Пока я думал, я как-то автоматически запустил на компьютере программу-калькулятор. Но поначалу калькулятор не потребовался: 11 х 9 = 99; я сразу же вздохнул с облегчением, проклятая девятка кончилась; и все таки это выглядело как-то неубедительно — не одна, так две. 12 х 9 = 108; я выругался и стал нажимать кнопки все более лихорадочно. 13 x 9 = 117; 14 х 9 = 126; 15 x 9 = 135; 16 х 9 = 144; 17 х 9 = 153; 18 х 9 = 162; 19 х 9 = 171; 20 х 9 = 180. Это уже переходило все границы приличия. И вдруг я вспомнил, что автор статьи про каббалу писал только о «цифрах», явно имея в виду числа от единицы до девяти. Неужели я настолько поверил в его бредовую идею, что мне стало мерещиться именно то, во что я поверил. А как же тогда компьютер; неужели и он мне мерещится. Или это все-таки психическая болезнь; или я просто сплю, подумал я с надеждой, как обычно думали герои читанных мною в детстве и юности романов. 21 х 9 = 189. Это уже лучше; но снова как-то неубедительно; опять эти проклятые две девятки. 22 х 9 = 198; 23 х 9 = 207. Снова девять; все вернулось на круги своя. 24 х 9 = 216; 25 х 9 = 225; 26 х 9 = 234. Из математических соображений было ясно, что дальше считать бесполезно, потому что так оно и будет повторяться. Но я все-таки решил попробовать и взял несколько чисел наугад. 37 х 9 = 333; 34 х 9 = 306; 41 х 9 = 369; 47 х 9 = 423. «Ладно, — сказал я себе, — на все нужно смотреть рационально. Но почему тогда я никогда про это не слышал? Хотя все равно наваждение; попробую дальше. 64 х 9 = 576. Наконец-то! — хотелось мне закричать от радости; наваждение кончилось». И тут я сообразил, что эти числа в сумме дают восемнадцать, т. е. девять в сумме; смысл двух девяток стал неожиданно ясен; здесь не было никакого удвоения, никакой натяжки; они тоже дают в сумме восемнадцать, т. е. девять. Но, может быть, это случайность. 92 х 9 = 828; 76 х 9 = 684; 53 х 9 = 477. Дальше пробовать не имело смысла.

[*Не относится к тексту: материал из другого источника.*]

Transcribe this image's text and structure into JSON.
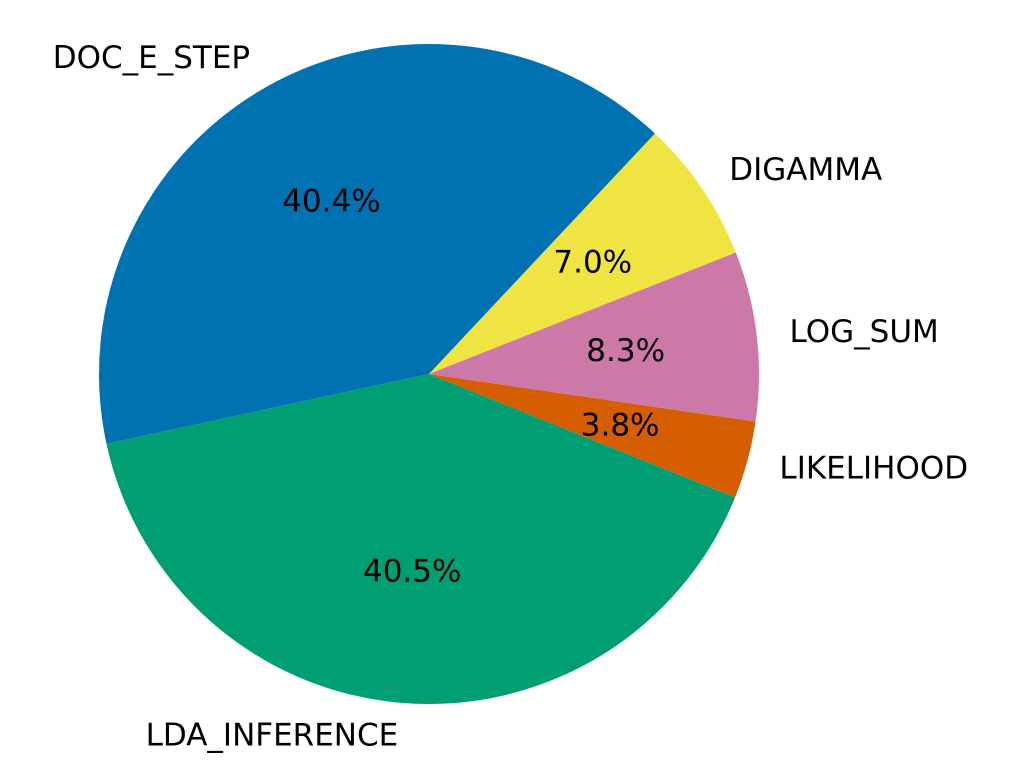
{
  "chart_data": {
    "type": "pie",
    "slices": [
      {
        "label": "DIGAMMA",
        "value": 7.0,
        "pct_label": "7.0%",
        "color": "#f0e442"
      },
      {
        "label": "DOC_E_STEP",
        "value": 40.4,
        "pct_label": "40.4%",
        "color": "#0072b2"
      },
      {
        "label": "LDA_INFERENCE",
        "value": 40.5,
        "pct_label": "40.5%",
        "color": "#009e73"
      },
      {
        "label": "LIKELIHOOD",
        "value": 3.8,
        "pct_label": "3.8%",
        "color": "#d55e00"
      },
      {
        "label": "LOG_SUM",
        "value": 8.3,
        "pct_label": "8.3%",
        "color": "#cc79a7"
      }
    ],
    "legend": "none"
  }
}
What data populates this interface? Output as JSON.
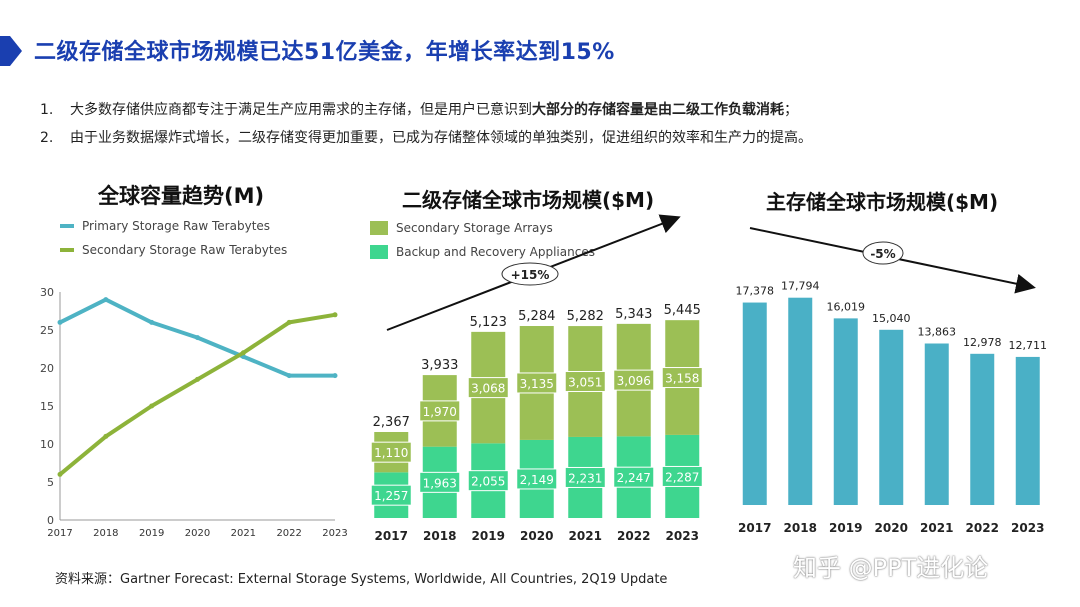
{
  "slide": {
    "title": "二级存储全球市场规模已达51亿美金，年增长率达到15%",
    "accent_color": "#1a3fb0",
    "bullets": [
      {
        "num": "1.",
        "text": "大多数存储供应商都专注于满足生产应用需求的主存储，但是用户已意识到",
        "bold": "大部分的存储容量是由二级工作负载消耗",
        "tail": "；"
      },
      {
        "num": "2.",
        "text": "由于业务数据爆炸式增长，二级存储变得更加重要，已成为存储整体领域的单独类别，促进组织的效率和生产力的提高。",
        "bold": "",
        "tail": ""
      }
    ],
    "source": "资料来源：Gartner Forecast: External Storage Systems, Worldwide, All Countries, 2Q19 Update",
    "watermark": "知乎 @PPT进化论"
  },
  "chart_data": [
    {
      "type": "line",
      "title": "全球容量趋势(M)",
      "x": [
        "2017",
        "2018",
        "2019",
        "2020",
        "2021",
        "2022",
        "2023"
      ],
      "series": [
        {
          "name": "Primary Storage Raw Terabytes",
          "color": "#4eb3c4",
          "values": [
            26,
            29,
            26,
            24,
            21.5,
            19,
            19
          ]
        },
        {
          "name": "Secondary Storage Raw Terabytes",
          "color": "#8db33a",
          "values": [
            6,
            11,
            15,
            18.5,
            22,
            26,
            27
          ]
        }
      ],
      "ylim": [
        0,
        30
      ],
      "yticks": [
        "0",
        "5",
        "10",
        "15",
        "20",
        "25",
        "30"
      ],
      "grid": false,
      "legend": "top"
    },
    {
      "type": "bar",
      "stacked": true,
      "title": "二级存储全球市场规模($M)",
      "categories": [
        "2017",
        "2018",
        "2019",
        "2020",
        "2021",
        "2022",
        "2023"
      ],
      "series": [
        {
          "name": "Backup and Recovery Appliances",
          "color": "#3ed68f",
          "values": [
            1257,
            1963,
            2055,
            2149,
            2231,
            2247,
            2287
          ],
          "labels": [
            "1,257",
            "1,963",
            "2,055",
            "2,149",
            "2,231",
            "2,247",
            "2,287"
          ]
        },
        {
          "name": "Secondary Storage Arrays",
          "color": "#9cbf55",
          "values": [
            1110,
            1970,
            3068,
            3135,
            3051,
            3096,
            3158
          ],
          "labels": [
            "1,110",
            "1,970",
            "3,068",
            "3,135",
            "3,051",
            "3,096",
            "3,158"
          ]
        }
      ],
      "totals": [
        "2,367",
        "3,933",
        "5,123",
        "5,284",
        "5,282",
        "5,343",
        "5,445"
      ],
      "growth_annotation": "+15%",
      "ylim": [
        0,
        6000
      ],
      "legend": "top"
    },
    {
      "type": "bar",
      "title": "主存储全球市场规模($M)",
      "categories": [
        "2017",
        "2018",
        "2019",
        "2020",
        "2021",
        "2022",
        "2023"
      ],
      "values": [
        17378,
        17794,
        16019,
        15040,
        13863,
        12978,
        12711
      ],
      "labels": [
        "17,378",
        "17,794",
        "16,019",
        "15,040",
        "13,863",
        "12,978",
        "12,711"
      ],
      "color": "#4ab0c6",
      "growth_annotation": "-5%",
      "ylim": [
        0,
        20000
      ]
    }
  ]
}
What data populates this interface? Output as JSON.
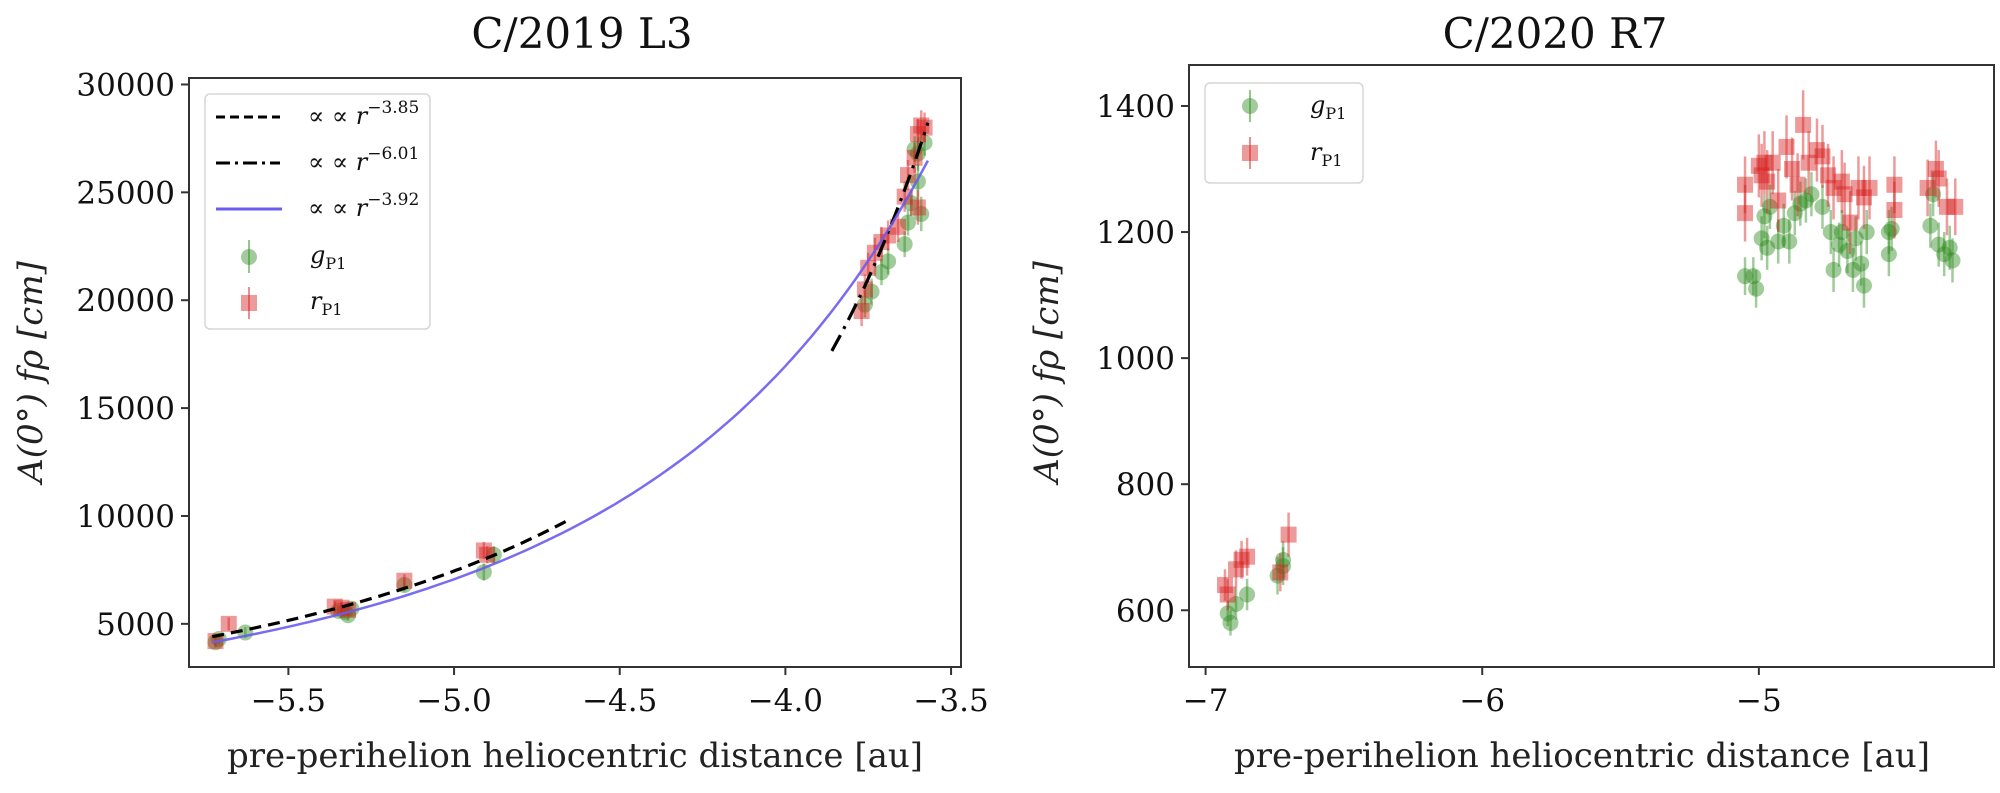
{
  "chart_data": [
    {
      "type": "scatter",
      "title": "C/2019 L3",
      "xlabel": "pre-perihelion heliocentric distance [au]",
      "ylabel": "A(0°) fρ [cm]",
      "xlim": [
        -5.8,
        -3.47
      ],
      "ylim": [
        3000,
        30300
      ],
      "xticks": [
        -5.5,
        -5.0,
        -4.5,
        -4.0,
        -3.5
      ],
      "xtick_labels": [
        "−5.5",
        "−5.0",
        "−4.5",
        "−4.0",
        "−3.5"
      ],
      "yticks": [
        5000,
        10000,
        15000,
        20000,
        25000,
        30000
      ],
      "ytick_labels": [
        "5000",
        "10000",
        "15000",
        "20000",
        "25000",
        "30000"
      ],
      "grid": false,
      "legend_position": "top-left",
      "legend": [
        {
          "label": "∝ r",
          "exponent": "−3.85",
          "style": "dashed",
          "color": "#000000"
        },
        {
          "label": "∝ r",
          "exponent": "−6.01",
          "style": "dashdot",
          "color": "#000000"
        },
        {
          "label": "∝ r",
          "exponent": "−3.92",
          "style": "solid",
          "color": "#6a5cf0"
        },
        {
          "label": "g",
          "subscript": "P1",
          "marker": "circle",
          "color": "#2e8b1e"
        },
        {
          "label": "r",
          "subscript": "P1",
          "marker": "square",
          "color": "#d62020"
        }
      ],
      "fits": [
        {
          "name": "dashed",
          "exponent": -3.85,
          "ref_x": -4.9,
          "ref_y": 8050,
          "x_range": [
            -5.73,
            -4.66
          ],
          "color": "#000000"
        },
        {
          "name": "dashdot",
          "exponent": -6.01,
          "ref_x": -3.75,
          "ref_y": 21000,
          "x_range": [
            -3.86,
            -3.57
          ],
          "color": "#000000"
        },
        {
          "name": "solid",
          "exponent": -3.92,
          "ref_x": -4.9,
          "ref_y": 7650,
          "x_range": [
            -5.73,
            -3.57
          ],
          "color": "#6a5cf0"
        }
      ],
      "series": [
        {
          "name": "gP1",
          "color": "#2e8b1e",
          "marker": "circle",
          "points": [
            [
              -5.72,
              4150,
              250
            ],
            [
              -5.71,
              4300,
              250
            ],
            [
              -5.63,
              4600,
              250
            ],
            [
              -5.35,
              5600,
              250
            ],
            [
              -5.33,
              5550,
              250
            ],
            [
              -5.32,
              5400,
              250
            ],
            [
              -5.31,
              5700,
              250
            ],
            [
              -5.15,
              6800,
              300
            ],
            [
              -4.91,
              7400,
              400
            ],
            [
              -4.88,
              8200,
              400
            ],
            [
              -3.76,
              19800,
              600
            ],
            [
              -3.74,
              20400,
              600
            ],
            [
              -3.71,
              21300,
              600
            ],
            [
              -3.69,
              21800,
              600
            ],
            [
              -3.64,
              22600,
              600
            ],
            [
              -3.63,
              23600,
              600
            ],
            [
              -3.62,
              24500,
              600
            ],
            [
              -3.6,
              25500,
              800
            ],
            [
              -3.59,
              24000,
              800
            ],
            [
              -3.6,
              26800,
              800
            ],
            [
              -3.58,
              27300,
              600
            ],
            [
              -3.61,
              27000,
              600
            ]
          ]
        },
        {
          "name": "rP1",
          "color": "#d62020",
          "marker": "square",
          "points": [
            [
              -5.72,
              4200,
              250
            ],
            [
              -5.68,
              5000,
              300
            ],
            [
              -5.36,
              5800,
              250
            ],
            [
              -5.34,
              5750,
              250
            ],
            [
              -5.32,
              5650,
              250
            ],
            [
              -5.15,
              7000,
              300
            ],
            [
              -4.91,
              8400,
              400
            ],
            [
              -4.9,
              8200,
              400
            ],
            [
              -3.77,
              19500,
              700
            ],
            [
              -3.76,
              20500,
              700
            ],
            [
              -3.75,
              21500,
              700
            ],
            [
              -3.73,
              22200,
              700
            ],
            [
              -3.71,
              22700,
              700
            ],
            [
              -3.69,
              23000,
              700
            ],
            [
              -3.66,
              23400,
              700
            ],
            [
              -3.64,
              24800,
              700
            ],
            [
              -3.63,
              25800,
              700
            ],
            [
              -3.61,
              26600,
              700
            ],
            [
              -3.6,
              27700,
              700
            ],
            [
              -3.59,
              28100,
              700
            ],
            [
              -3.58,
              28000,
              700
            ],
            [
              -3.6,
              24300,
              800
            ]
          ]
        }
      ]
    },
    {
      "type": "scatter",
      "title": "C/2020 R7",
      "xlabel": "pre-perihelion heliocentric distance [au]",
      "ylabel": "A(0°) fρ [cm]",
      "xlim": [
        -7.06,
        -4.15
      ],
      "ylim": [
        510,
        1465
      ],
      "xticks": [
        -7,
        -6,
        -5
      ],
      "xtick_labels": [
        "−7",
        "−6",
        "−5"
      ],
      "yticks": [
        600,
        800,
        1000,
        1200,
        1400
      ],
      "ytick_labels": [
        "600",
        "800",
        "1000",
        "1200",
        "1400"
      ],
      "grid": false,
      "legend_position": "top-left",
      "legend": [
        {
          "label": "g",
          "subscript": "P1",
          "marker": "circle",
          "color": "#2e8b1e"
        },
        {
          "label": "r",
          "subscript": "P1",
          "marker": "square",
          "color": "#d62020"
        }
      ],
      "series": [
        {
          "name": "gP1",
          "color": "#2e8b1e",
          "marker": "circle",
          "points": [
            [
              -6.92,
              595,
              20
            ],
            [
              -6.91,
              580,
              20
            ],
            [
              -6.89,
              610,
              25
            ],
            [
              -6.85,
              625,
              25
            ],
            [
              -6.74,
              655,
              30
            ],
            [
              -6.72,
              670,
              30
            ],
            [
              -6.72,
              680,
              30
            ],
            [
              -5.05,
              1130,
              30
            ],
            [
              -5.02,
              1130,
              30
            ],
            [
              -5.01,
              1110,
              30
            ],
            [
              -4.99,
              1190,
              35
            ],
            [
              -4.97,
              1175,
              35
            ],
            [
              -4.98,
              1225,
              35
            ],
            [
              -4.96,
              1240,
              35
            ],
            [
              -4.93,
              1185,
              35
            ],
            [
              -4.91,
              1210,
              35
            ],
            [
              -4.89,
              1185,
              35
            ],
            [
              -4.87,
              1230,
              35
            ],
            [
              -4.85,
              1245,
              35
            ],
            [
              -4.83,
              1250,
              35
            ],
            [
              -4.81,
              1260,
              35
            ],
            [
              -4.77,
              1240,
              35
            ],
            [
              -4.74,
              1200,
              35
            ],
            [
              -4.73,
              1140,
              35
            ],
            [
              -4.71,
              1180,
              35
            ],
            [
              -4.7,
              1200,
              35
            ],
            [
              -4.68,
              1170,
              35
            ],
            [
              -4.66,
              1140,
              35
            ],
            [
              -4.65,
              1190,
              35
            ],
            [
              -4.63,
              1150,
              35
            ],
            [
              -4.62,
              1115,
              35
            ],
            [
              -4.61,
              1200,
              35
            ],
            [
              -4.53,
              1200,
              35
            ],
            [
              -4.53,
              1165,
              35
            ],
            [
              -4.52,
              1205,
              35
            ],
            [
              -4.38,
              1210,
              35
            ],
            [
              -4.37,
              1260,
              35
            ],
            [
              -4.35,
              1180,
              35
            ],
            [
              -4.33,
              1165,
              35
            ],
            [
              -4.31,
              1175,
              35
            ],
            [
              -4.3,
              1155,
              35
            ]
          ]
        },
        {
          "name": "rP1",
          "color": "#d62020",
          "marker": "square",
          "points": [
            [
              -6.93,
              640,
              25
            ],
            [
              -6.92,
              625,
              25
            ],
            [
              -6.89,
              665,
              30
            ],
            [
              -6.87,
              680,
              30
            ],
            [
              -6.85,
              685,
              30
            ],
            [
              -6.73,
              660,
              30
            ],
            [
              -6.7,
              720,
              35
            ],
            [
              -5.05,
              1275,
              45
            ],
            [
              -5.05,
              1230,
              45
            ],
            [
              -5.0,
              1305,
              50
            ],
            [
              -4.99,
              1290,
              50
            ],
            [
              -4.98,
              1310,
              50
            ],
            [
              -4.97,
              1280,
              50
            ],
            [
              -4.95,
              1310,
              50
            ],
            [
              -4.93,
              1250,
              50
            ],
            [
              -4.9,
              1335,
              50
            ],
            [
              -4.88,
              1300,
              50
            ],
            [
              -4.86,
              1275,
              50
            ],
            [
              -4.84,
              1370,
              55
            ],
            [
              -4.82,
              1310,
              50
            ],
            [
              -4.79,
              1330,
              50
            ],
            [
              -4.77,
              1320,
              50
            ],
            [
              -4.75,
              1290,
              50
            ],
            [
              -4.73,
              1270,
              50
            ],
            [
              -4.7,
              1280,
              50
            ],
            [
              -4.69,
              1260,
              50
            ],
            [
              -4.67,
              1215,
              50
            ],
            [
              -4.64,
              1270,
              50
            ],
            [
              -4.62,
              1255,
              50
            ],
            [
              -4.6,
              1270,
              50
            ],
            [
              -4.51,
              1275,
              45
            ],
            [
              -4.51,
              1235,
              45
            ],
            [
              -4.39,
              1270,
              45
            ],
            [
              -4.36,
              1300,
              45
            ],
            [
              -4.35,
              1285,
              45
            ],
            [
              -4.32,
              1240,
              45
            ],
            [
              -4.29,
              1240,
              45
            ]
          ]
        }
      ]
    }
  ]
}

«Неужели я все-таки действительно болен, — говорил я себе, — и все это галлюцинации». Не надо было постольку сидеть на работе; но, с другой стороны, нашему ребенку были нужны деньги. Анюта была права, что он не может и не должен расти в таком сарае. И вдруг я остановился. «Ну да, — сказал я себе так, как будто неожиданно переключили внутренний рубильник, — признак делимости на девять». У всего этого было простое, чудовищно тривиальное математическое объяснение, не имеющее никакого отношения ни к каким «сфирот», но все это время — и в этом-то и было все дело — оно как-то ускользало от меня. Это была бы хорошая задачка для школьной олимпиады класса шестого; сознание наполнилось ясностью и чувством унижения. Должно было быть, уточнил я, если, разумеется, мне все это не казалось. Меня начало мутить. Чтобы отвлечься, я снова вернулся в интернет, и вместо того, чтобы менять параметры поиска, выбрал случайную группу ссылок, из тех что были выданы предыдущим неудачным поиском, и вошел по случайной ссылке. Здесь оказались рисунки шизофреников, подобные которым я, впрочем, видел и раньше: странные, часто очень талантливые. Но на этот раз к ним прилагались портреты авторов; чудовищные, искаженные безумием и страданием лица. Судя по датам жизни, многие из них были уже мертвы. Я вышел из Интернета и выключил компьютер; неожиданно обнаружил, что начало темнеть. И тут я вспомнил, что забыл позвонить Ане и спросить, что купить по дороге; стал оглядываться в поисках мобильника, который оказался на столе в соседней комнате. На нем было четыре звонка без ответа и ни одного сообщения. Я набрал наш номер.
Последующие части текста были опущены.